フェラーリ内の派閥争い。後任を見ればビノット追放劇であったかがわかる

モナコで優勝確実だったルクレールがピットのミスでサインツと同時ピット。優勝を取り逃した
モナコで優勝確実だったルクレールがピットのミスでサインツと同時ピット。優勝を取り逃した

  フェラーリの組織内の派閥問題はいつも絡んでくる。今回、ビノットにチームを任せたマキオーネもカミッレーリもいなくなったので、この派閥争いが水面下で起こっていそうか、と思っていた。しかし実際は違ったようだ。アルファロメオのバスールがフェラーリのチーム代表兼ゼネラルマネージャーに就任になったと発表があった。今後のフェラーリを考えればチーム内の人事よりも、外からの風としてバスールがやってきたことは効果的かと思う。

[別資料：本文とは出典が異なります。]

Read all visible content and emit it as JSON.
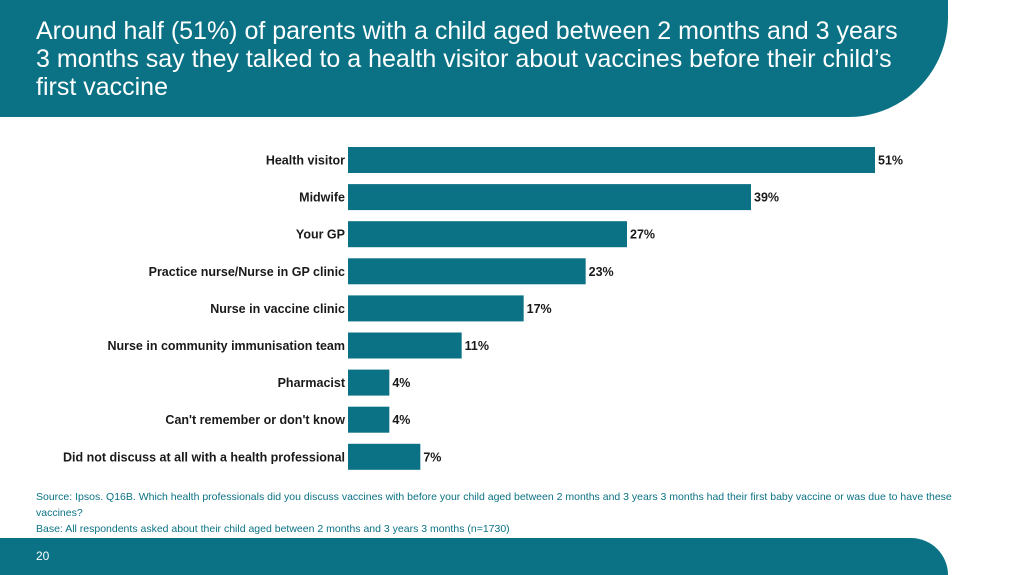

常勝だったのはトッド、ブラウン、バーン、そしてシューマッハの時代だけ

 フェラーリは暦押しが有り強いチームとの思い込みが我らF1ファンにはあるのだが、良く考えてみると近代F1に入ってからのフェラーリの成功は、トッド、ブラウン、バーン、そしてシューマッハの時代だけである。そう、メルセデスやレッドブルの持つ定常的な強さにはまだほど遠いと言うのが現在のフェラーリなのだ。さて来年はどうなることか。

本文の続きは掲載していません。